Did Thomas Jefferson call the economic crisis?

“Every thing predicted by the enemies of banks, in the beginning, is now coming to pass. we are to be ruined now by the deluge of bank paper as we were formerly by the old Continental paper.”

That’s from a letter to Thomas Cooper in January 1814. And while it sure seems to apply today, Jefferson was actually observing – and predicting – the depression of 1815-21, and the Panic of 1819.

While the 1815 panic was considered the start of several years of just mild depression, a major financial crisis – the Panic of 1819 – followed. It featured widespread foreclosures, bank failures, unemployment, a collapse in real estate prices, and a slump in agriculture and manufacturing.

In other words, Jefferson called it.

At the height of the economic crisis, Jefferson replied to a letter from John Adams, warning that things would never change if people didn’t understand cause and effect:

“The evils of this deluge of paper money are not to be removed until our citizens are generally and radically instructed in their cause & consequences.”

Jefferson and Adams were also discussing Chapter 6 of the 1817 Treatise on Political Economy by Destutt de Tracy, with Adams citing a passage calling the printing of fiat paper money more ruinous and a greater theft than empires of old shaving off a little gold from their coins and passing them off as full-weight.
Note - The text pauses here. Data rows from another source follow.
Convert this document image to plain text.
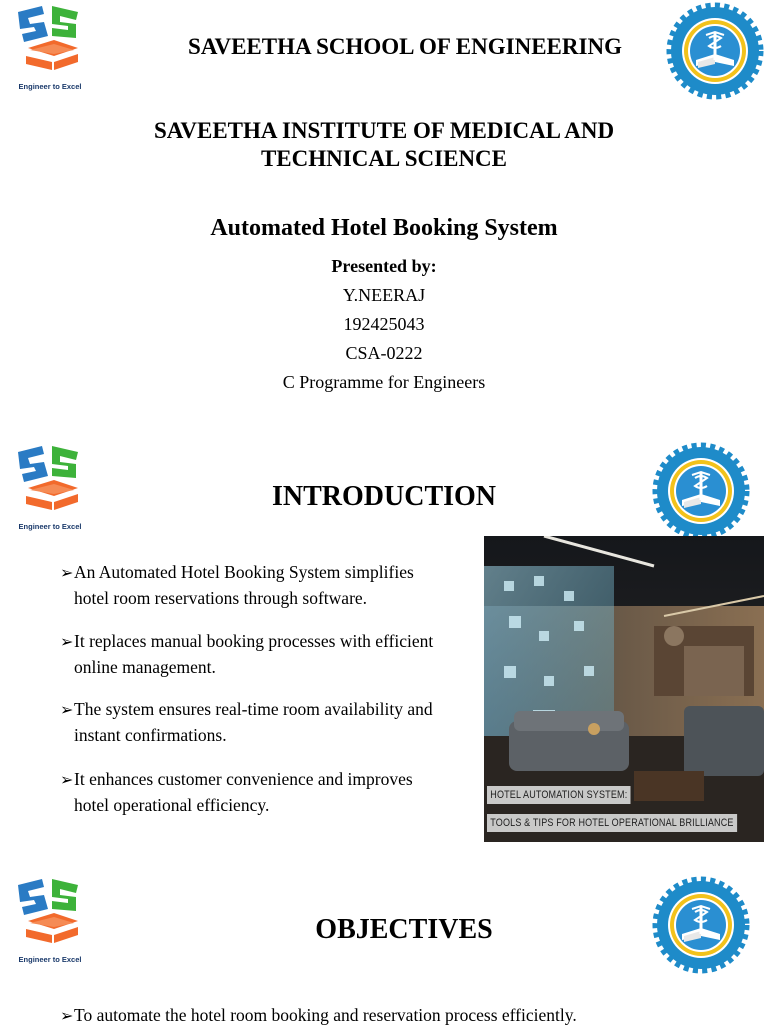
Engineer to Excel
SAVEETHA SCHOOL OF ENGINEERING
SAVEETHA INSTITUTE OF MEDICAL AND
TECHNICAL SCIENCE
Automated Hotel Booking System
Presented by:
Y.NEERAJ
192425043
CSA-0222
C Programme for Engineers
Engineer to Excel
INTRODUCTION
➢An Automated Hotel Booking System simplifies
hotel room reservations through software.
➢It replaces manual booking processes with efficient
online management.
➢The system ensures real-time room availability and
instant confirmations.
➢It enhances customer convenience and improves
hotel operational efficiency.	HOTEL AUTOMATION SYSTEM:
TOOLS & TIPS FOR HOTEL OPERATIONAL BRILLIANCE
Engineer to Excel
OBJECTIVES
➢To automate the hotel room booking and reservation process efficiently.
“a theft of greater magnitude & still more ruinous is the making of paper. It is greater because in this money there is absolutely no real value. It is more ruinous because by its gradual depreciation during all the time of its existence it produces the effect which would be produced by an infinity of successive deteriorations of the coin.”

You might be surprised to hear that Adams agreed, and actually took a stronger position than Tracy, writing to Jefferson:

“That is to say an infinity of successive felonious larcenies. If this is true as I believe it is we Americans are the most thievish people that ever existed, we have been stealing from each other for an hundred & fifty years.” [emphasis added]

If the American people were “the most thievish” ever in 1819 – just imagine what they’d think of us today.

Rather than learn from history – “we the people” have almost totally ignored it, rejecting so many foundational principles, including what qualifies as money.

Jefferson put it this way in 1788:

“paper is poverty … it is only the ghost of money, and not money itself.”

Here, Jefferson echoed Thomas Paine, writing 2 years earlier:

“Money is Money, and Paper is Paper. All the invention of man cannot make them otherwise.”

Richard Henry Lee agreed. In a 1787 letter to James Madison (who also opposed fiat, funny money):

“Knaves assure, and fools believe, that calling paper money, and making it tender, is the way to be rich and happy”

Money is money – and paper is paper.

That cannot be repeated often enough.

As we’re ruined today by yet another “deluge of bank paper” we shouldn’t be surprised about the economic crisis that’s coming clear all around us.

Patrick Henry was so opposed to this kind of monetary system that in the Virginia Ratifying Convention he said “paper money would be the bane of this country. I detest it.”

Like Jefferson, Patrick Henry predicted what happened in 1819 – and what is still happening today.

Until the people, as Jefferson noted, understand the “cause & consequences” – this will never stop happening.

George Washington understood this as well. Here, from a 1787 letter to Rhode Island Superior Court Judge and former Deputy Governor Jabez Bown:

“Paper money has had the effect in your State that it ever will have, to ruin commerce – oppress the honest, and open a door to every species of fraud and injustice.”

Thomas Paine may have summed it up best:

“The evils of paper money have no end.”